Secondary carbon chemical shifts were calculated as

$$\Delta \delta _{\mathrm{C}} = \Delta \delta _{{\mathrm{C,measured}}} - \Delta \delta _{{\mathrm{C,random}}\,{\mathrm{coil}}},$$

(4)

where \(\Delta \delta _{{\mathrm{C,measured}}}\) is the measured chemical shift, and \(\Delta \delta _{{\mathrm{C,random}}\,{\mathrm{coil}}}\) is the sequence and temperature-corrected random coil chemical shift.^102,103

Lipid SUV vesicle binding assay

Lipid SUVs were prepared by sonication as described previously^99,104 using a lipid mixture of DOPC:DOPE:DOPS at a molar ratio of 60:25:15, dried, hydrated using NMR buffer to a lipid concentration of 20 mM, sonicated until clarification, and ultracentrifuged to remove non-SUV membranes. This stock solution was mixed with a-syn protein stock solutions at defined ratios to generate samples for NMR spectroscopy at 5 and 10 mM total lipids. Matched lipid-free a-syn solutions were generated for comparison. Final protein concentrations were 50 µM for all samples in the SUV binding experiments. NMR samples were topped with argon gas, and ¹H-¹⁵N HSQC spectra were acquired at 10 °C on the same day samples were prepared to preclude effects of lipid oxidation. Typically the spectra were acquired with 512 and 128 complex points, with spectral windows centered at ~4.7 and ~119 ppm, and with spectral widths of 14 and 26 ppm in the ¹H and ¹⁵N dimensions, respectively.

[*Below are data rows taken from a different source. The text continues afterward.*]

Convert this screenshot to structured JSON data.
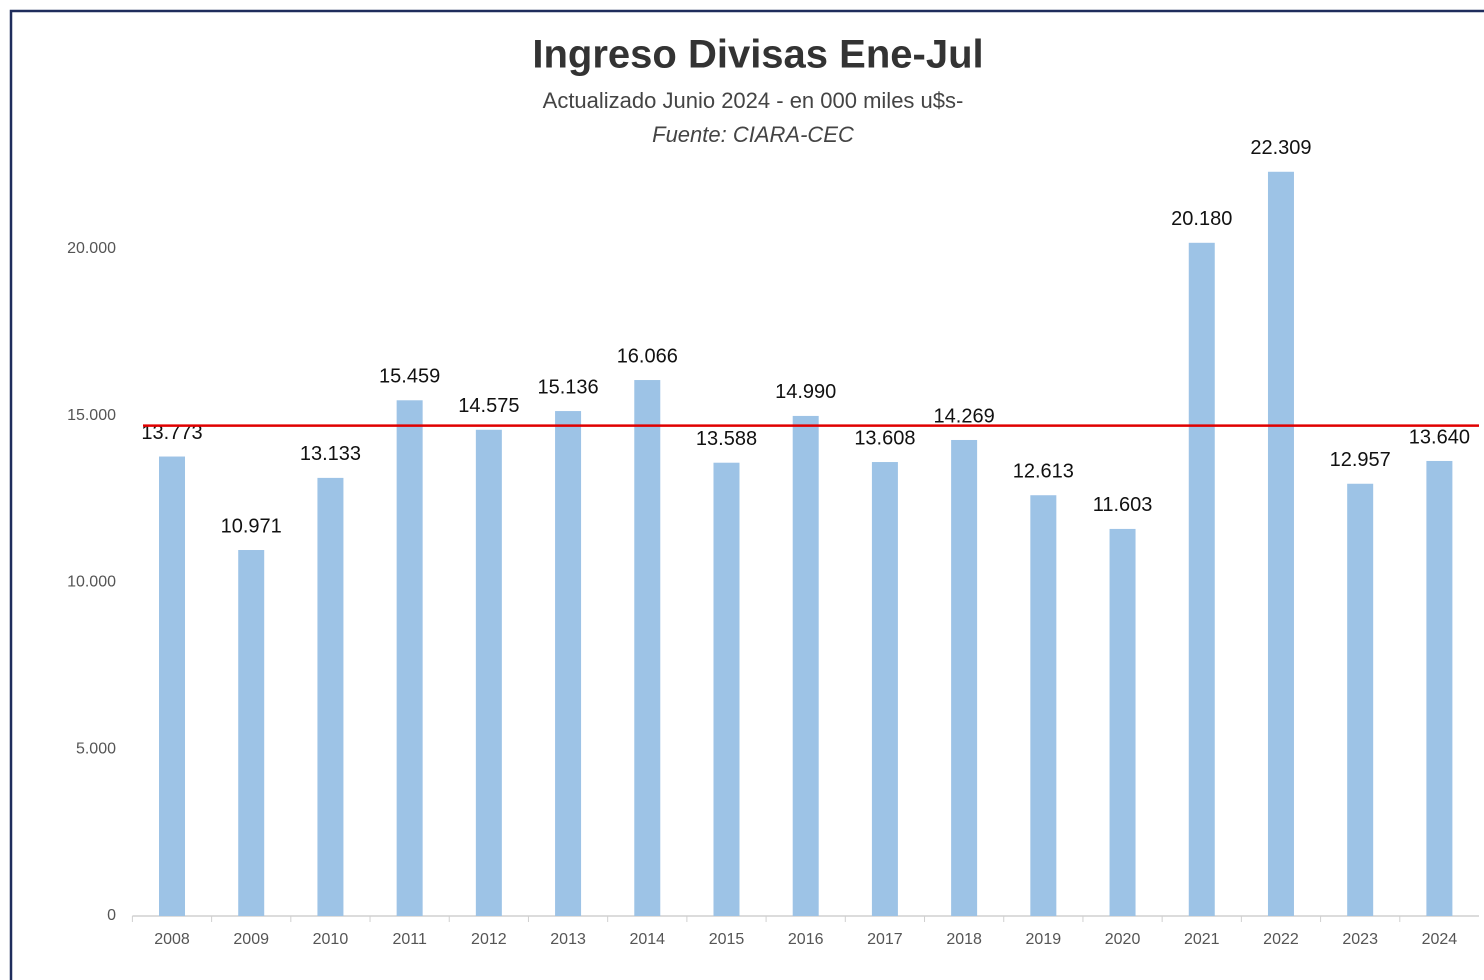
{
  "chart_data": {
    "type": "bar",
    "title": "Ingreso Divisas Ene-Jul",
    "subtitle": "Actualizado Junio  2024 - en 000  miles u$s-",
    "source": "Fuente: CIARA-CEC",
    "categories": [
      "2008",
      "2009",
      "2010",
      "2011",
      "2012",
      "2013",
      "2014",
      "2015",
      "2016",
      "2017",
      "2018",
      "2019",
      "2020",
      "2021",
      "2022",
      "2023",
      "2024"
    ],
    "values": [
      13773,
      10971,
      13133,
      15459,
      14575,
      15136,
      16066,
      13588,
      14990,
      13608,
      14269,
      12613,
      11603,
      20180,
      22309,
      12957,
      13640
    ],
    "value_labels": [
      "13.773",
      "10.971",
      "13.133",
      "15.459",
      "14.575",
      "15.136",
      "16.066",
      "13.588",
      "14.990",
      "13.608",
      "14.269",
      "12.613",
      "11.603",
      "20.180",
      "22.309",
      "12.957",
      "13.640"
    ],
    "color": "#9dc3e6",
    "ylim": [
      0,
      25000
    ],
    "yticks": [
      0,
      {
        "value": 5000,
        "label": "5.000"
      },
      {
        "value": 10000,
        "label": "10.000"
      },
      {
        "value": 15000,
        "label": "15.000"
      },
      {
        "value": 20000,
        "label": "20.000"
      }
    ],
    "grid": false,
    "reference_line": {
      "value": 14700,
      "color": "#e00000"
    }
  }
}
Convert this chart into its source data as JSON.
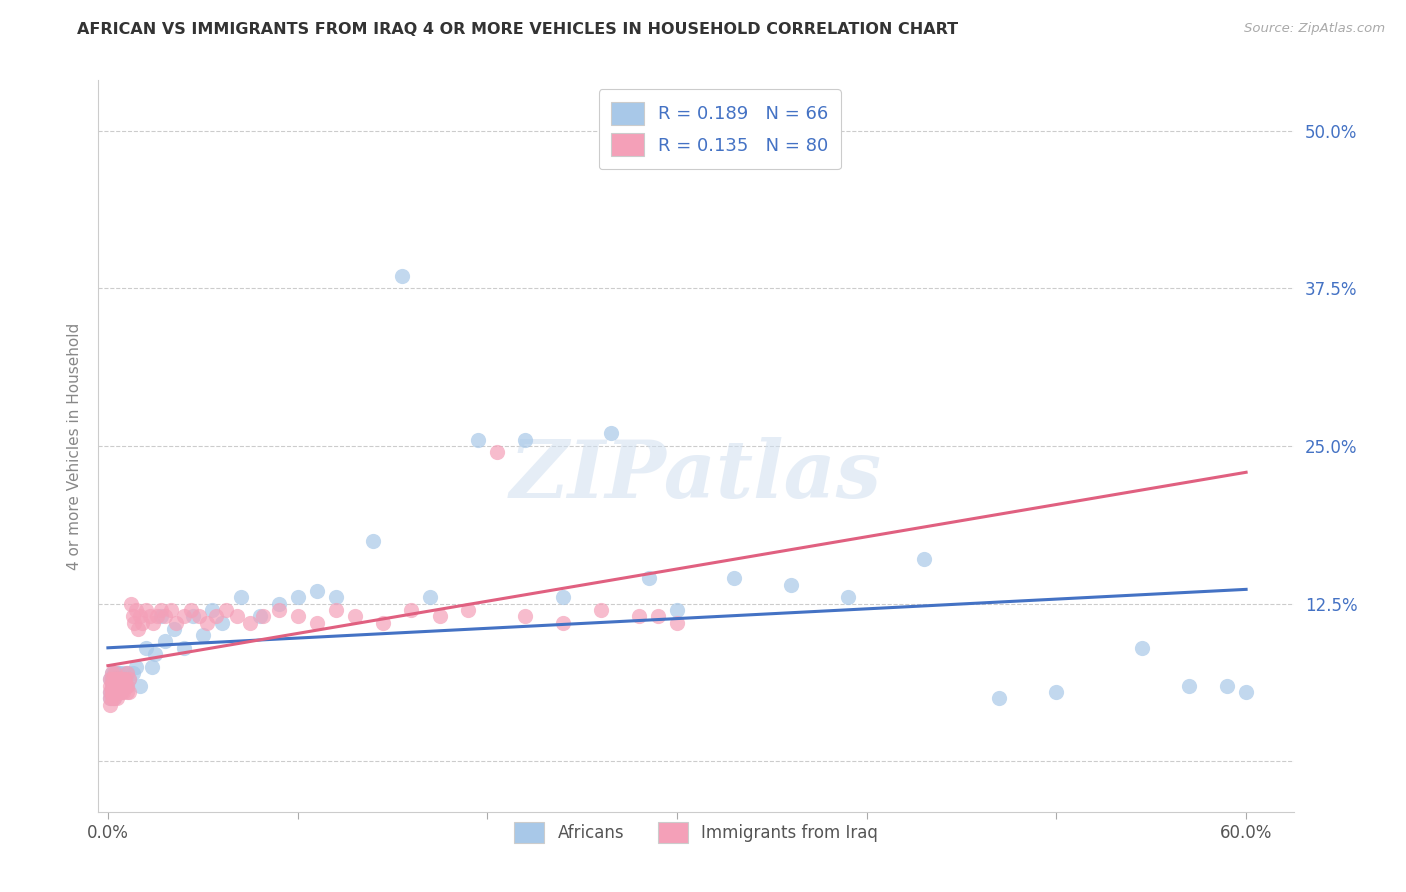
{
  "title": "AFRICAN VS IMMIGRANTS FROM IRAQ 4 OR MORE VEHICLES IN HOUSEHOLD CORRELATION CHART",
  "source": "Source: ZipAtlas.com",
  "xlabel_ticks_shown": [
    "0.0%",
    "",
    "",
    "",
    "",
    "",
    "60.0%"
  ],
  "xlabel_vals": [
    0.0,
    0.1,
    0.2,
    0.3,
    0.4,
    0.5,
    0.6
  ],
  "ylabel_ticks": [
    "50.0%",
    "37.5%",
    "25.0%",
    "12.5%"
  ],
  "ylabel_vals": [
    0.5,
    0.375,
    0.25,
    0.125
  ],
  "xlim": [
    -0.005,
    0.625
  ],
  "ylim": [
    -0.04,
    0.54
  ],
  "ylabel": "4 or more Vehicles in Household",
  "africans_color": "#a8c8e8",
  "iraq_color": "#f4a0b8",
  "africans_line_color": "#4472c4",
  "iraq_line_color": "#e06080",
  "watermark": "ZIPatlas",
  "africans_R": 0.189,
  "africans_N": 66,
  "iraq_R": 0.135,
  "iraq_N": 80,
  "grid_color": "#cccccc",
  "africans_x": [
    0.001,
    0.001,
    0.001,
    0.002,
    0.002,
    0.002,
    0.002,
    0.003,
    0.003,
    0.003,
    0.003,
    0.004,
    0.004,
    0.004,
    0.005,
    0.005,
    0.005,
    0.006,
    0.006,
    0.007,
    0.007,
    0.008,
    0.008,
    0.009,
    0.01,
    0.01,
    0.011,
    0.013,
    0.015,
    0.017,
    0.02,
    0.023,
    0.025,
    0.028,
    0.03,
    0.035,
    0.04,
    0.045,
    0.05,
    0.055,
    0.06,
    0.07,
    0.08,
    0.09,
    0.1,
    0.11,
    0.12,
    0.14,
    0.155,
    0.17,
    0.195,
    0.22,
    0.24,
    0.265,
    0.285,
    0.3,
    0.33,
    0.36,
    0.39,
    0.43,
    0.47,
    0.5,
    0.545,
    0.57,
    0.59,
    0.6
  ],
  "africans_y": [
    0.065,
    0.055,
    0.05,
    0.07,
    0.06,
    0.065,
    0.055,
    0.06,
    0.07,
    0.065,
    0.05,
    0.065,
    0.055,
    0.06,
    0.07,
    0.06,
    0.065,
    0.07,
    0.06,
    0.065,
    0.055,
    0.06,
    0.07,
    0.065,
    0.06,
    0.07,
    0.065,
    0.07,
    0.075,
    0.06,
    0.09,
    0.075,
    0.085,
    0.115,
    0.095,
    0.105,
    0.09,
    0.115,
    0.1,
    0.12,
    0.11,
    0.13,
    0.115,
    0.125,
    0.13,
    0.135,
    0.13,
    0.175,
    0.385,
    0.13,
    0.255,
    0.255,
    0.13,
    0.26,
    0.145,
    0.12,
    0.145,
    0.14,
    0.13,
    0.16,
    0.05,
    0.055,
    0.09,
    0.06,
    0.06,
    0.055
  ],
  "iraq_x": [
    0.001,
    0.001,
    0.001,
    0.001,
    0.001,
    0.002,
    0.002,
    0.002,
    0.002,
    0.002,
    0.002,
    0.003,
    0.003,
    0.003,
    0.003,
    0.003,
    0.004,
    0.004,
    0.004,
    0.004,
    0.005,
    0.005,
    0.005,
    0.005,
    0.006,
    0.006,
    0.006,
    0.007,
    0.007,
    0.007,
    0.008,
    0.008,
    0.008,
    0.009,
    0.009,
    0.01,
    0.01,
    0.01,
    0.011,
    0.011,
    0.012,
    0.013,
    0.014,
    0.015,
    0.016,
    0.017,
    0.018,
    0.02,
    0.022,
    0.024,
    0.026,
    0.028,
    0.03,
    0.033,
    0.036,
    0.04,
    0.044,
    0.048,
    0.052,
    0.057,
    0.062,
    0.068,
    0.075,
    0.082,
    0.09,
    0.1,
    0.11,
    0.12,
    0.13,
    0.145,
    0.16,
    0.175,
    0.19,
    0.205,
    0.22,
    0.24,
    0.26,
    0.28,
    0.3,
    0.29
  ],
  "iraq_y": [
    0.06,
    0.05,
    0.055,
    0.045,
    0.065,
    0.055,
    0.06,
    0.05,
    0.065,
    0.055,
    0.07,
    0.06,
    0.05,
    0.055,
    0.065,
    0.06,
    0.055,
    0.065,
    0.06,
    0.07,
    0.055,
    0.06,
    0.065,
    0.05,
    0.06,
    0.065,
    0.055,
    0.06,
    0.065,
    0.055,
    0.06,
    0.055,
    0.065,
    0.06,
    0.065,
    0.055,
    0.06,
    0.07,
    0.055,
    0.065,
    0.125,
    0.115,
    0.11,
    0.12,
    0.105,
    0.115,
    0.11,
    0.12,
    0.115,
    0.11,
    0.115,
    0.12,
    0.115,
    0.12,
    0.11,
    0.115,
    0.12,
    0.115,
    0.11,
    0.115,
    0.12,
    0.115,
    0.11,
    0.115,
    0.12,
    0.115,
    0.11,
    0.12,
    0.115,
    0.11,
    0.12,
    0.115,
    0.12,
    0.245,
    0.115,
    0.11,
    0.12,
    0.115,
    0.11,
    0.115
  ]
}
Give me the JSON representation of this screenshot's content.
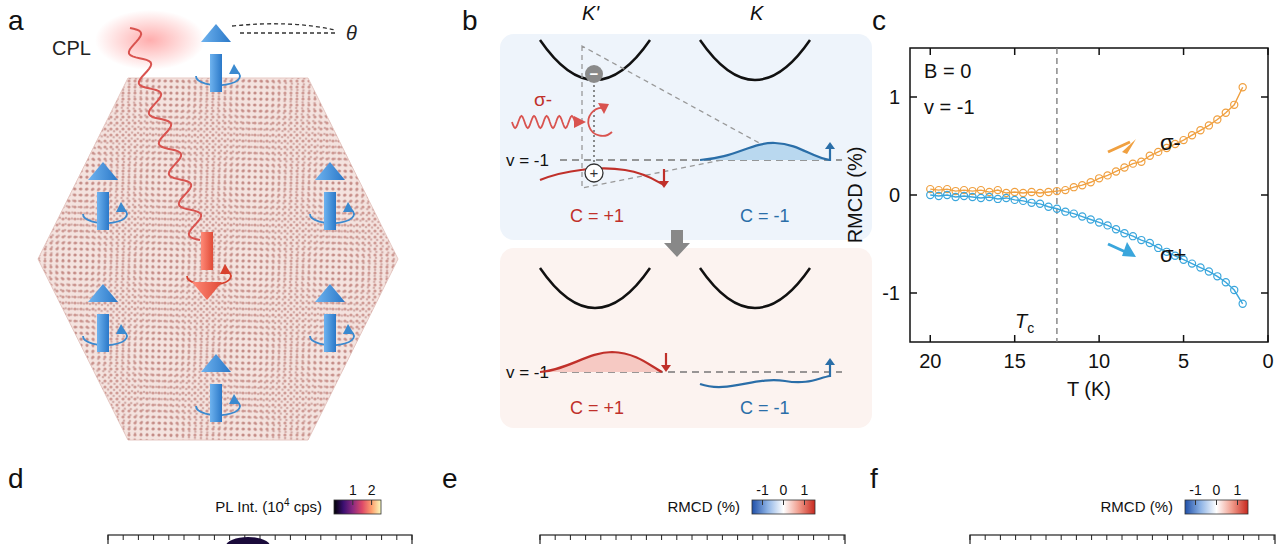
{
  "panel_labels": [
    "a",
    "b",
    "c",
    "d",
    "e",
    "f"
  ],
  "diagram_a": {
    "cpl": "CPL",
    "theta": "θ"
  },
  "diagram_b": {
    "valleys": [
      "K'",
      "K"
    ],
    "light": "σ-",
    "filling": "v = -1",
    "chern_k_prime": "C = +1",
    "chern_k": "C = -1",
    "electron": "−",
    "hole": "+"
  },
  "chart_data": {
    "type": "line",
    "xlabel": "T (K)",
    "ylabel": "RMCD (%)",
    "annotations": [
      "B = 0",
      "v = -1"
    ],
    "tc_label": {
      "text": "T",
      "sub": "c"
    },
    "tc": 12.5,
    "xlim": [
      21.2,
      0
    ],
    "xticks": [
      20,
      15,
      10,
      5,
      0
    ],
    "ylim": [
      -1.5,
      1.5
    ],
    "yticks": [
      -1,
      0,
      1
    ],
    "x": [
      20,
      19.5,
      19,
      18.5,
      18,
      17.5,
      17,
      16.5,
      16,
      15.5,
      15,
      14.5,
      14,
      13.5,
      13,
      12.5,
      12,
      11.5,
      11,
      10.5,
      10,
      9.5,
      9,
      8.5,
      8,
      7.5,
      7,
      6.5,
      6,
      5.5,
      5,
      4.5,
      4,
      3.5,
      3,
      2.5,
      2,
      1.5
    ],
    "series": [
      {
        "name": "σ-",
        "color": "#f0a040",
        "marker": "circle",
        "line_style": "solid",
        "values": [
          0.06,
          0.05,
          0.06,
          0.04,
          0.05,
          0.04,
          0.05,
          0.03,
          0.05,
          0.02,
          0.03,
          0.02,
          0.03,
          0.02,
          0.03,
          0.04,
          0.05,
          0.08,
          0.1,
          0.13,
          0.17,
          0.2,
          0.24,
          0.28,
          0.32,
          0.34,
          0.4,
          0.44,
          0.48,
          0.52,
          0.56,
          0.61,
          0.66,
          0.71,
          0.77,
          0.84,
          0.92,
          1.1
        ]
      },
      {
        "name": "σ+",
        "color": "#3aa6dc",
        "marker": "circle",
        "line_style": "solid",
        "values": [
          0.0,
          -0.01,
          0.0,
          -0.02,
          -0.01,
          -0.02,
          -0.03,
          -0.02,
          -0.04,
          -0.03,
          -0.05,
          -0.06,
          -0.08,
          -0.09,
          -0.12,
          -0.14,
          -0.17,
          -0.19,
          -0.22,
          -0.25,
          -0.28,
          -0.31,
          -0.35,
          -0.39,
          -0.42,
          -0.46,
          -0.49,
          -0.54,
          -0.58,
          -0.62,
          -0.66,
          -0.7,
          -0.74,
          -0.78,
          -0.83,
          -0.89,
          -0.97,
          -1.11
        ]
      }
    ]
  },
  "maps": [
    {
      "colorbar_title": [
        "PL Int. (10",
        "4",
        " cps)"
      ],
      "colorbar_range": [
        0,
        2.5
      ],
      "colorbar_ticks": [
        1,
        2
      ]
    },
    {
      "colorbar_title": [
        "RMCD (%)"
      ],
      "colorbar_range": [
        -1.5,
        1.5
      ],
      "colorbar_ticks": [
        -1,
        0,
        1
      ]
    },
    {
      "colorbar_title": [
        "RMCD (%)"
      ],
      "colorbar_range": [
        -1.5,
        1.5
      ],
      "colorbar_ticks": [
        -1,
        0,
        1
      ]
    }
  ]
}
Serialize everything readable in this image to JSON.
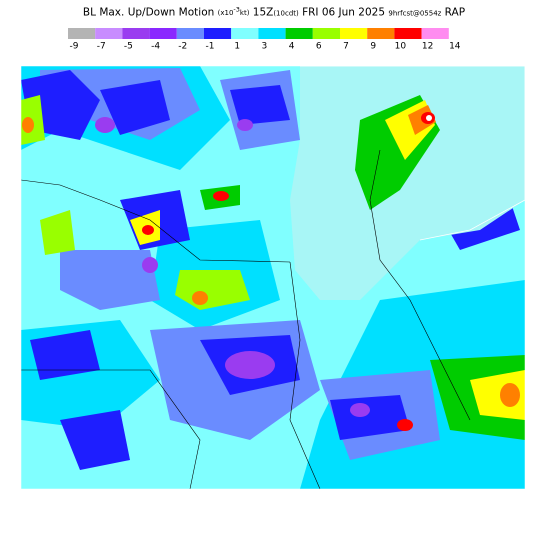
{
  "title": {
    "product": "BL Max. Up/Down Motion",
    "units_prefix": "(x10",
    "units_exponent": "-3",
    "units_suffix": "kt)",
    "valid_time": "15Z",
    "local_time": "(10cdt)",
    "date": "FRI 06 Jun 2025",
    "forecast": "9hrfcst@0554z",
    "model": "RAP"
  },
  "legend": {
    "colors": [
      "#b4b4b4",
      "#c88cff",
      "#9a3cf0",
      "#8a28ff",
      "#6a8cff",
      "#1e1eff",
      "#80ffff",
      "#00e0ff",
      "#00cc00",
      "#99ff00",
      "#ffff00",
      "#ff8000",
      "#ff0000",
      "#ff8cf0"
    ],
    "labels": [
      -9,
      -7,
      -5,
      -4,
      -2,
      -1,
      1,
      3,
      4,
      6,
      7,
      9,
      10,
      12,
      14
    ]
  }
}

Because the SUV-bound state tumbles slowly in solution, resonances from the bound protein are broadened beyond detection. Hence, any observed peaks represent protein residues not bound to the vesicle surface. The peak intensity ratio between lipid-containing and lipid-free samples is a measure of the fraction of the protein in which a given residue is unbound, and the intensity ratio profiles can be used to compare residue-per-residue SUV-binding for different a-syn variants.